A lot of people have taken Backblaze to task for using desktop-grade drives instead of "enterprise" ones, so I won't re-hash those arguments here. And I will be the first to tell you that brand-specific enterprise drives (like Dell-branded Seagates) don't have as much magic in them as you might think. Sure, the vendor will tell you that that is the only supported configuration. Most of the firmware customization is for branding, not to fix problems that only that particular vendor has discovered. It is true that a generic Seagate drive will eventually drop out of a Dell PERC array, but (oddly enough) the generic drive works just fine if you re-flash the PERC controller to the generic firmware as supplied by the controller's manufacturer. I've been in this part of the industry for many, many years (in fact, a company I ran was at one time the second-largest OEM consumer of 40MB ST506 drives, behind only DEC).

However, if you're going to use desktop drives in an enterprise application (however you define that), you want to make them as happy as possible.

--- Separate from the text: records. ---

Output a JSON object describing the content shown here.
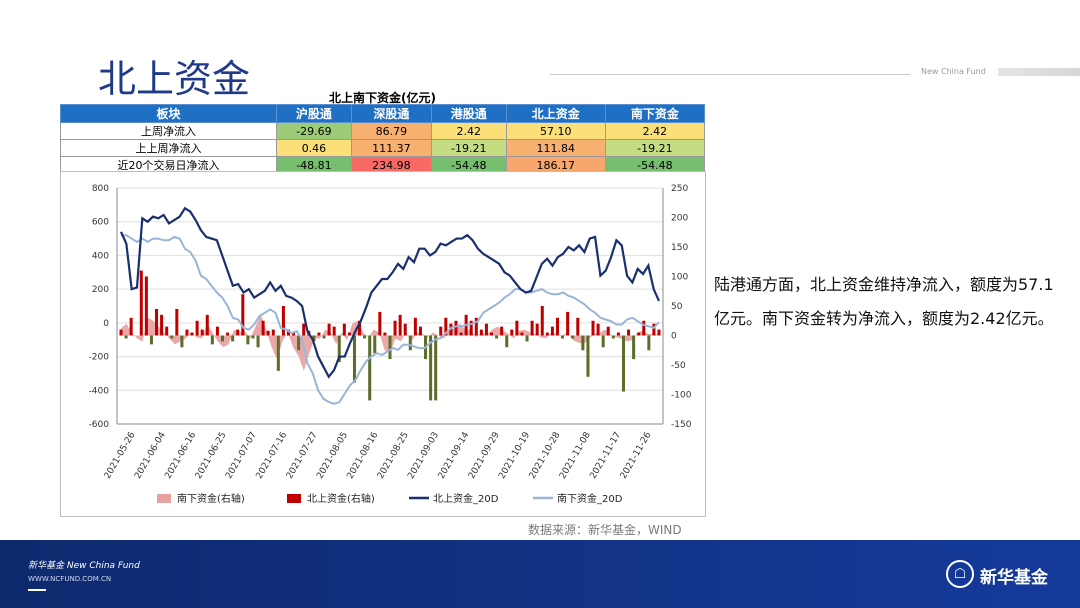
{
  "page": {
    "title": "北上资金",
    "brand_en": "New China Fund",
    "commentary": "陆港通方面，北上资金维持净流入，额度为57.1亿元。南下资金转为净流入，额度为2.42亿元。",
    "source": "数据来源：新华基金，WIND"
  },
  "footer": {
    "brand_line": "新华基金 New China Fund",
    "url": "WWW.NCFUND.COM.CN",
    "logo_text": "新华基金"
  },
  "table": {
    "title": "北上南下资金(亿元)",
    "headers": [
      "板块",
      "沪股通",
      "深股通",
      "港股通",
      "北上资金",
      "南下资金"
    ],
    "rows": [
      {
        "label": "上周净流入",
        "values": [
          "-29.69",
          "86.79",
          "2.42",
          "57.10",
          "2.42"
        ],
        "colors": [
          "#9ccc78",
          "#f8b070",
          "#fbe07a",
          "#fbe07a",
          "#fbe07a"
        ]
      },
      {
        "label": "上上周净流入",
        "values": [
          "0.46",
          "111.37",
          "-19.21",
          "111.84",
          "-19.21"
        ],
        "colors": [
          "#fbe07a",
          "#f8b070",
          "#c4dc82",
          "#f8b070",
          "#c4dc82"
        ]
      },
      {
        "label": "近20个交易日净流入",
        "values": [
          "-48.81",
          "234.98",
          "-54.48",
          "186.17",
          "-54.48"
        ],
        "colors": [
          "#76bf6e",
          "#f86a66",
          "#76bf6e",
          "#f8a66c",
          "#76bf6e"
        ]
      }
    ]
  },
  "chart_data": {
    "type": "bar",
    "title": "",
    "y_left": {
      "min": -600,
      "max": 800,
      "ticks": [
        800,
        600,
        400,
        200,
        0,
        -200,
        -400,
        -600
      ]
    },
    "y_right": {
      "min": -150,
      "max": 250,
      "ticks": [
        250,
        200,
        150,
        100,
        50,
        0,
        -50,
        -100,
        -150
      ]
    },
    "x_ticks": [
      "2021-05-26",
      "2021-06-04",
      "2021-06-16",
      "2021-06-25",
      "2021-07-07",
      "2021-07-16",
      "2021-07-27",
      "2021-08-05",
      "2021-08-16",
      "2021-08-25",
      "2021-09-03",
      "2021-09-14",
      "2021-09-29",
      "2021-10-19",
      "2021-10-28",
      "2021-11-08",
      "2021-11-17",
      "2021-11-26"
    ],
    "grid": true,
    "legend_position": "bottom",
    "colors": {
      "south_bar": "#e8a0a0",
      "north_bar": "#c00000",
      "north_bar_neg": "#5a6e2a",
      "north_20d": "#1a2f6e",
      "south_20d": "#9ab5d8"
    },
    "series": [
      {
        "name": "南下资金(右轴)",
        "axis": "right",
        "kind": "area",
        "values": [
          12,
          20,
          5,
          -5,
          -10,
          30,
          25,
          15,
          5,
          -5,
          -15,
          -10,
          -5,
          5,
          -3,
          -5,
          20,
          5,
          -10,
          -20,
          -15,
          10,
          5,
          8,
          -5,
          15,
          35,
          10,
          -20,
          -40,
          -10,
          5,
          -20,
          -35,
          -60,
          -30,
          -5,
          -5,
          10,
          5,
          -15,
          5,
          -8,
          20,
          25,
          5,
          -3,
          10,
          5,
          -25,
          -30,
          -5,
          -10,
          5,
          -10,
          5,
          3,
          -3,
          5,
          0,
          -5,
          8,
          12,
          20,
          10,
          10,
          -3,
          5,
          2,
          10,
          15,
          8,
          3,
          -5,
          8,
          10,
          5,
          3,
          -3,
          -5,
          5,
          3,
          0,
          5,
          -8,
          -12,
          -15,
          -5,
          3,
          5,
          10,
          2,
          -3,
          -5,
          -10,
          -8,
          5,
          8,
          3,
          2,
          2
        ]
      },
      {
        "name": "北上资金(右轴)",
        "axis": "right",
        "kind": "bar",
        "values": [
          10,
          -5,
          30,
          0,
          110,
          100,
          -15,
          45,
          35,
          15,
          -5,
          45,
          -20,
          10,
          5,
          25,
          10,
          35,
          -15,
          15,
          -10,
          5,
          -10,
          10,
          70,
          -15,
          -5,
          -20,
          25,
          8,
          10,
          -60,
          50,
          10,
          5,
          -25,
          20,
          8,
          -10,
          5,
          -5,
          20,
          15,
          -45,
          20,
          5,
          -80,
          25,
          -5,
          -110,
          -30,
          40,
          5,
          -40,
          25,
          35,
          20,
          -25,
          30,
          15,
          -40,
          -110,
          -110,
          15,
          30,
          20,
          25,
          5,
          35,
          25,
          30,
          10,
          20,
          5,
          -5,
          15,
          -20,
          10,
          25,
          5,
          -10,
          25,
          20,
          50,
          5,
          15,
          30,
          -5,
          40,
          -5,
          30,
          -25,
          -70,
          25,
          20,
          -20,
          15,
          -5,
          5,
          -95,
          10,
          -40,
          5,
          25,
          -25,
          20,
          10
        ]
      },
      {
        "name": "北上资金_20D",
        "axis": "left",
        "kind": "line",
        "values": [
          540,
          470,
          200,
          210,
          620,
          600,
          630,
          620,
          640,
          590,
          610,
          630,
          680,
          660,
          610,
          550,
          510,
          500,
          490,
          400,
          310,
          220,
          230,
          180,
          200,
          150,
          170,
          190,
          240,
          190,
          220,
          160,
          150,
          130,
          100,
          -50,
          -100,
          -200,
          -260,
          -320,
          -280,
          -200,
          -200,
          -120,
          -50,
          10,
          90,
          180,
          220,
          260,
          260,
          300,
          350,
          320,
          390,
          360,
          440,
          440,
          400,
          420,
          470,
          460,
          480,
          500,
          500,
          520,
          490,
          440,
          410,
          390,
          370,
          350,
          300,
          280,
          240,
          200,
          180,
          190,
          270,
          350,
          380,
          340,
          390,
          410,
          450,
          430,
          460,
          420,
          500,
          510,
          280,
          310,
          390,
          490,
          460,
          280,
          240,
          320,
          290,
          340,
          200,
          130
        ]
      },
      {
        "name": "南下资金_20D",
        "axis": "left",
        "kind": "line",
        "values": [
          520,
          520,
          500,
          480,
          500,
          480,
          500,
          500,
          490,
          490,
          510,
          500,
          440,
          420,
          370,
          280,
          260,
          220,
          180,
          150,
          100,
          30,
          20,
          -30,
          -40,
          -10,
          40,
          60,
          80,
          60,
          -30,
          -40,
          -60,
          -50,
          -100,
          -240,
          -300,
          -400,
          -450,
          -470,
          -480,
          -470,
          -420,
          -370,
          -340,
          -280,
          -230,
          -200,
          -180,
          -190,
          -170,
          -150,
          -160,
          -130,
          -130,
          -140,
          -150,
          -150,
          -120,
          -100,
          -90,
          -60,
          -30,
          -20,
          -20,
          -10,
          -5,
          10,
          60,
          80,
          100,
          120,
          150,
          170,
          200,
          200,
          180,
          180,
          190,
          200,
          180,
          170,
          170,
          180,
          160,
          150,
          130,
          110,
          80,
          60,
          30,
          20,
          10,
          -10,
          -10,
          20,
          30,
          10,
          -10,
          -20,
          -30,
          5
        ]
      }
    ]
  }
}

The up-and-down orientation has not been expressly prohibited by drive makers for many years (the Atasi AT3046 was an early example of of a drive manufacturer prohibiting the up-and-down orientation because it had a linear voice coil, very unusual in 5.25" or smaller drives).

Having said that, a number of drives have come with installaton manuals that state that mounting them vertically in the long axis is not recommended. If you look at the inside of a modern hard drive, you'll see that there aren't any counterweights to ensure balance of the head actuating arm when operated in this position. Even if this doesn't cause any physical wear on the drive, seeks are likely to overshoot (or undershoot, depending on whether they were performed in the "down" or "up" direction), which will result in slower access times as the drive makes another attempt to position the heads. Since this is an uncommon mounting orientation, it is unlikely that drive manufacturers are adding anything special to their firmware to deal with this. If you look at integrators that had previously used the vertical orientation to mount drives (for example, Dell with their XPS R, XPS T, etc.) you'll see that their more modern systems no longer use that orientation.

Then there is the warranty issue. While there were rumors of manufacturers refusing to warranty desktop drives when run 24 hours per day, those appear to have been just that - rumors. That may change in the future, however, as the manufacturers try to further differentiate their products - why would someone pay more for a drive if the hardware was identical except for the color of the label - green, blue, red, black or yellow - and the model number? We've already seen many manufacturers dropping the warranty on consumer models to 3 years, while retaining a 5-year warranty on enterprise drives.